Today, both ECB and Fed chairpersons are scheduled to speak on their respective economies and monetary policies to suit their economic conditions.
Volatility is often experienced during her speeches as traders attempt to decipher interest rate clues; As head of the central bank, which controls short term interest rates, she has more influence over the nation's currency value than any other person. Traders scrutinize her public engagements as they are often used to drop subtle clues regarding future monetary policy.
The U.S. central bankers, who stood pat on their benchmark interest rate in March in a range of 0.25 percent to 0.5%, but addressed the relevant health of its economy, which contrasted against persistent global risks and US exports. While ECB maintained negative rates but in last meeting Draghi hinted easing cycle in coming months is over.
Federal Reserve policy makers last month debated an April interest-rate hike, with several officials leaning against such a move because it would send the wrong signal and others saying it might be warranted.
“Several expressed the view that a cautious approach to raising rates would be prudent or noted their concern that raising the target range as soon as April would signal a sense of urgency they did not think appropriate,” minutes of the Federal Open Market Committee’s March 15-16 meeting released Wednesday in Washington said.
The debate, by flagging a potential April rate increase that’s nevertheless unlikely, may have the result of adding more focus to the June session. It also shows the FOMC is prepared to move in a meeting, if necessary, without a scheduled press conference by Fed Chair Janet Yellen.
Why do you have to hedge EUR/USD exposure in rest of 2016:
Fed's hiking cycle is still on table.
Draghi baffles by making following points:
QE measures deemed effective, says there are risks that could undermine recovery path, Emerging markets exposed to abrupt shift in risk sentiment, Ensuring resilience of euro economy is 'paramount'.

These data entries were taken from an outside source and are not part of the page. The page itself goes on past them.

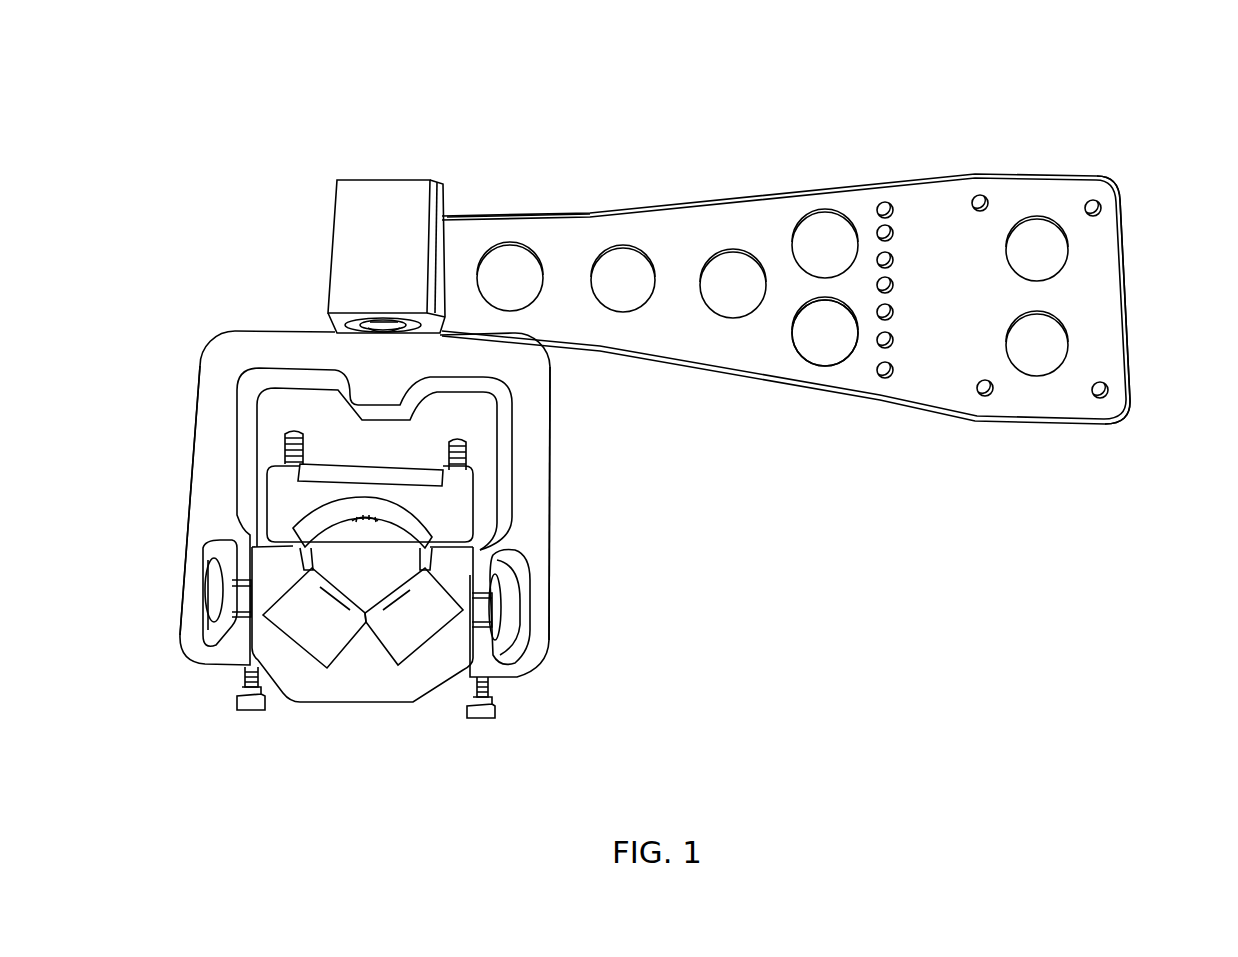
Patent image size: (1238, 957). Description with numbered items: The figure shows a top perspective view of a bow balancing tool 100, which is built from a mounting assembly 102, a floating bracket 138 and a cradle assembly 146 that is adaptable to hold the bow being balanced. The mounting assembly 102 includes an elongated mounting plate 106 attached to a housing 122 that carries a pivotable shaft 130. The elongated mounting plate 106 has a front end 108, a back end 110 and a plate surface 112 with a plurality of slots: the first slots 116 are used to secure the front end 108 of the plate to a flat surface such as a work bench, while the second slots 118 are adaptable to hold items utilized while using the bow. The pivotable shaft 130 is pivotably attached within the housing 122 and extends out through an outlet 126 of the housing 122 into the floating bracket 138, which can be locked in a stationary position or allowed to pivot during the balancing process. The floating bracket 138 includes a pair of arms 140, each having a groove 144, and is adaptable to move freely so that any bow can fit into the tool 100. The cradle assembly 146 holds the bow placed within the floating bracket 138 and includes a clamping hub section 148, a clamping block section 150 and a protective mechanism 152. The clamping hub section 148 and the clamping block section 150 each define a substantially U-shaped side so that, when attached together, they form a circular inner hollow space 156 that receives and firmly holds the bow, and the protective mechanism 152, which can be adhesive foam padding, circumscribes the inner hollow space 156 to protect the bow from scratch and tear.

The bow balancing tool 100 is at (627, 128).
The mounting assembly 102 is at (734, 192).
The elongated mounting plate 106 is at (808, 192).
The front end 108 is at (1132, 262).
The back end 110 is at (484, 214).
The plate surface 112 is at (759, 352).
The first slots 116 is at (978, 194).
The second slots 118 is at (882, 201).
The housing 122 is at (358, 190).
The outlet 126 is at (390, 313).
The pivotable shaft 130 is at (382, 333).
The floating bracket 138 is at (194, 363).
The arms 140 is at (205, 460).
The groove 144 is at (213, 551).
The cradle assembly 146 is at (344, 708).
The clamping hub section 148 is at (398, 690).
The clamping block section 150 is at (463, 493).
The protective mechanism 152 is at (426, 633).
The inner hollow space 156 is at (356, 580).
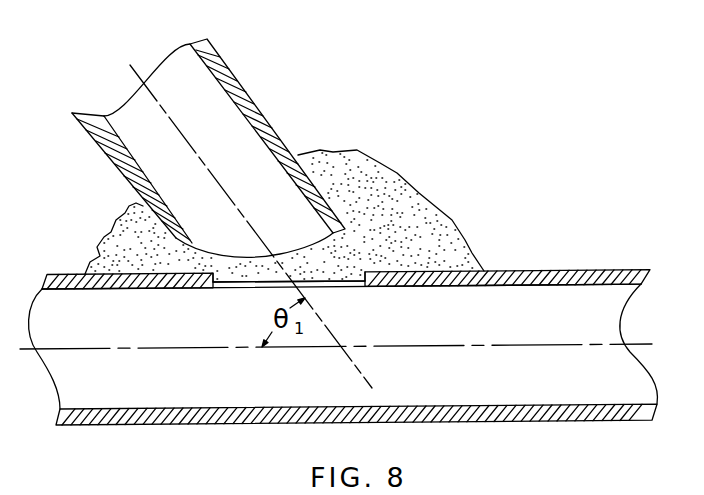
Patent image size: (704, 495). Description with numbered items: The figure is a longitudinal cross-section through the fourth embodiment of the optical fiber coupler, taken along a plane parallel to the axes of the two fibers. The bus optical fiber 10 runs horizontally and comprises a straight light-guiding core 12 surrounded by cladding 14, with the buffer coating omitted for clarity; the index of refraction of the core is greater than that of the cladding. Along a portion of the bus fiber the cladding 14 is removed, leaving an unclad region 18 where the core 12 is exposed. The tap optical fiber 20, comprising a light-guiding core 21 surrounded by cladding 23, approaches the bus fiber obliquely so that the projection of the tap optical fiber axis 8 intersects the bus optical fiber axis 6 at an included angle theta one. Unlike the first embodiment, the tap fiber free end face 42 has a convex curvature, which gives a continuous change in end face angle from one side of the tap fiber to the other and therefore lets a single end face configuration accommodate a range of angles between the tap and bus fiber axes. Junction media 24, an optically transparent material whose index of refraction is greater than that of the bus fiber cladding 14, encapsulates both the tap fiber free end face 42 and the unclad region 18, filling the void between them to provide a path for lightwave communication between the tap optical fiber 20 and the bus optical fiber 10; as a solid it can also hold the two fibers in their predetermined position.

The bus optical fiber axis 6 is at (190, 348).
The tap optical fiber axis 8 is at (203, 160).
The bus optical fiber 10 is at (354, 304).
The light-guiding core 12 is at (553, 325).
The cladding 14 is at (73, 274).
The unclad region 18 is at (362, 283).
The tap optical fiber 20 is at (230, 200).
The light-guiding core 21 is at (204, 108).
The cladding 23 is at (221, 57).
The junction media 24 is at (405, 193).
The tap fiber free end face 42 is at (345, 257).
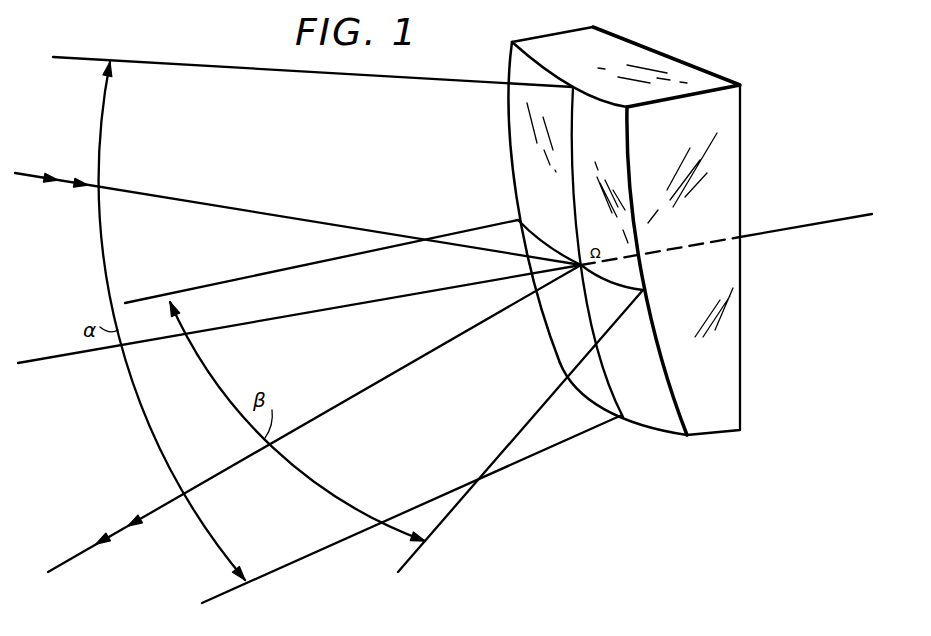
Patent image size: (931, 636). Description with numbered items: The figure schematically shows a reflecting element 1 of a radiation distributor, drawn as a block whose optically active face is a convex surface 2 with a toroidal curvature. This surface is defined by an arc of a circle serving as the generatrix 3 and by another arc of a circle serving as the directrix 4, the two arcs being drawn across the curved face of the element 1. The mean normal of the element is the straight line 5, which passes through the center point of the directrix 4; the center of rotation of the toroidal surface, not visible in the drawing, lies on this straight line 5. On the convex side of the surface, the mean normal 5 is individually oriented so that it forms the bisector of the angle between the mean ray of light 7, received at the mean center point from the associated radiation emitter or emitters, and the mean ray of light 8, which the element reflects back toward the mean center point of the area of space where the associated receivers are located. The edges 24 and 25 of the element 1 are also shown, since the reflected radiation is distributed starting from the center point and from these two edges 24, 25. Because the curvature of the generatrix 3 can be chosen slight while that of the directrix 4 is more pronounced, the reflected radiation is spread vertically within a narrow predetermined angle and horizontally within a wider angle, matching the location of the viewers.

The reflecting element 1 is at (723, 303).
The convex surface 2 is at (660, 420).
The generatrix 3 is at (577, 211).
The directrix 4 is at (545, 245).
The mean normal 5 is at (58, 360).
The mean ray of light received 7 is at (268, 214).
The mean ray of light reflected 8 is at (80, 552).
The edge 24 is at (574, 86).
The edge 25 is at (622, 416).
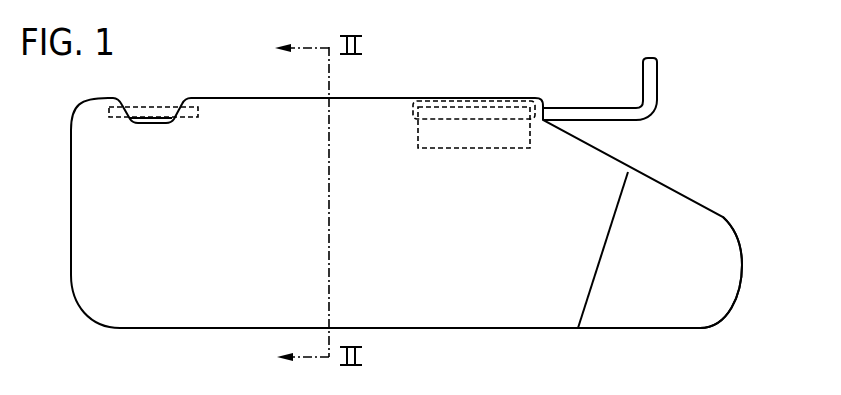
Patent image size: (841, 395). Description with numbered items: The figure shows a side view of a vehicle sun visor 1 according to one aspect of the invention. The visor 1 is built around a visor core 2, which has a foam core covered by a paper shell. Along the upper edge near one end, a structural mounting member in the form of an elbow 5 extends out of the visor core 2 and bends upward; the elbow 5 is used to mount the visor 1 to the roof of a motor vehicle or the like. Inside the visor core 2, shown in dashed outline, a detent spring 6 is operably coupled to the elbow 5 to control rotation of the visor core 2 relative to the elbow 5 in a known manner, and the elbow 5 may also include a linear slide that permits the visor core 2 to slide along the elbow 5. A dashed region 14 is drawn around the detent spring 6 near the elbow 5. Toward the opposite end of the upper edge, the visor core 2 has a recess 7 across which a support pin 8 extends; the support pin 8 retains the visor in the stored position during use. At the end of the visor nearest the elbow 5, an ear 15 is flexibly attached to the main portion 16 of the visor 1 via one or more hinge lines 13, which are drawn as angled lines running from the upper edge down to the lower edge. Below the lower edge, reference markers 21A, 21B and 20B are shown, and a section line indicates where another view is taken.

The visor 1 is at (677, 152).
The visor core 2 is at (705, 222).
The elbow 5 is at (670, 72).
The detent spring 6 is at (452, 98).
The recess 7 is at (166, 101).
The support pin 8 is at (140, 110).
The hinge line 13 is at (615, 218).
The shaft holder 14 is at (483, 97).
The ear 15 is at (698, 290).
The main portion 16 is at (198, 318).
The core member 20B is at (629, 389).
The first core half 21A is at (479, 394).
The second core half 21B is at (495, 394).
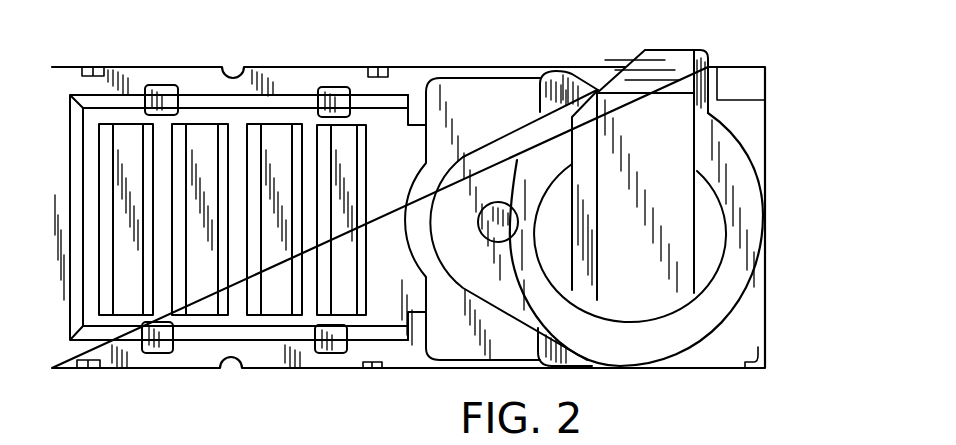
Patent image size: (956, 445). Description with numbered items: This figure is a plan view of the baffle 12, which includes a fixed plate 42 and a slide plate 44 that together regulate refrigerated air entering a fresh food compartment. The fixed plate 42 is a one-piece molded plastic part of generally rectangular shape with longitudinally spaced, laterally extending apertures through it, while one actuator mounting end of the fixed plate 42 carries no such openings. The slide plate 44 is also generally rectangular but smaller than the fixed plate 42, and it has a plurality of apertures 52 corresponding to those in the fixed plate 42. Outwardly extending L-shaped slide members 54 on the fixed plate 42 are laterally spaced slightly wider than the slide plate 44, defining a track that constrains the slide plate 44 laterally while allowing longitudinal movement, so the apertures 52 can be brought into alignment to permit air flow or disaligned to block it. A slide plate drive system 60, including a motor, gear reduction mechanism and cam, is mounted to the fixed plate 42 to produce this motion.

The baffle 12 is at (541, 47).
The fixed plate 42 is at (170, 80).
The slide plate 44 is at (98, 118).
The apertures 52 is at (185, 315).
The L-shaped slide members 54 is at (318, 92).
The slide plate drive system 60 is at (745, 170).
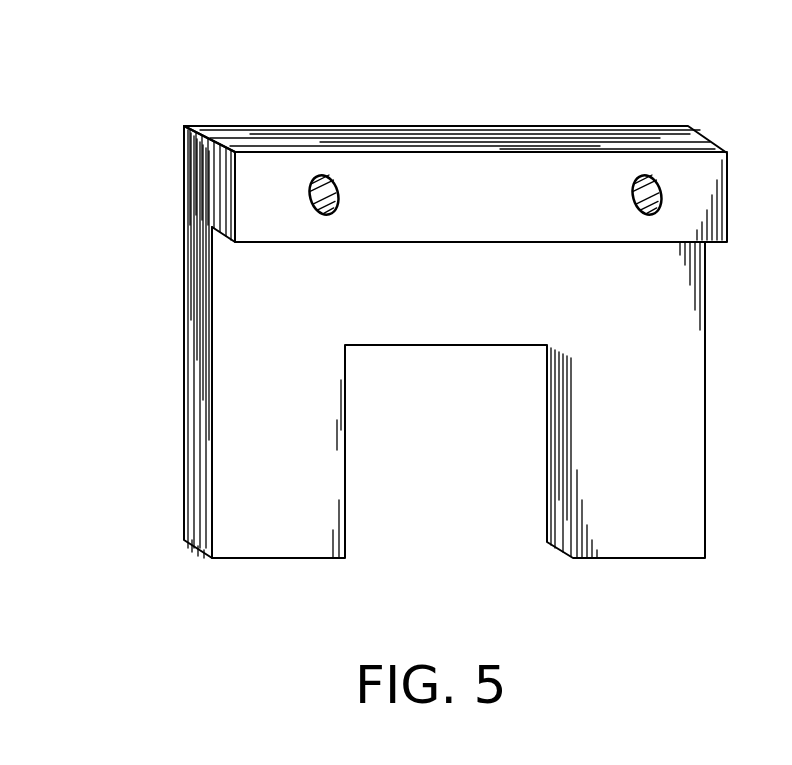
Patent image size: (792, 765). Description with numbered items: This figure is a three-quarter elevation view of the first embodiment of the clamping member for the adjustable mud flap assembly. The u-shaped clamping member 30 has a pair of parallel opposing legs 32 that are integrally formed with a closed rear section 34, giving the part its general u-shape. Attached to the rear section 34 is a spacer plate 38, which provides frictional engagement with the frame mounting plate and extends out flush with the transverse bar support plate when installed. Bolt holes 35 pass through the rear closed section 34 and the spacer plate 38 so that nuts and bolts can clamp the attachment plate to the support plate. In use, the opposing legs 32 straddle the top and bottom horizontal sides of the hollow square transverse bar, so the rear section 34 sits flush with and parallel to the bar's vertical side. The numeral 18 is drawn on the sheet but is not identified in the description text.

The u-shaped clamping member 30 is at (409, 53).
The block body 18 is at (243, 293).
The parallel opposing legs 32 is at (590, 558).
The closed rear section 34 is at (490, 306).
The bolt holes 35 is at (340, 196).
The spacer plate 38 is at (570, 150).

June 23 referendum poses the latest challenge to Europe’s 368 billion-euro market, which has been in decline since 2007.
We argue that the EUR is underpricing the potential economic disruption related to Brexit and shorting EUR/USD is a cheaper way than shorting GBP/USD to hedge for such a possibility.
If the UK does exit the EU, we think it is unlikely to only affect the UK, it will likely also affect the Eurozone through both direct and indirect channels.
The vol spread between GBP/USD and EUR/USD is at historically high levels.
However, we reckon that EUR may also abate when the market happens to be more disturbed about the probable proposition of Brexit ahead of the referendum and potentially weaken more if the UK does exit the EU.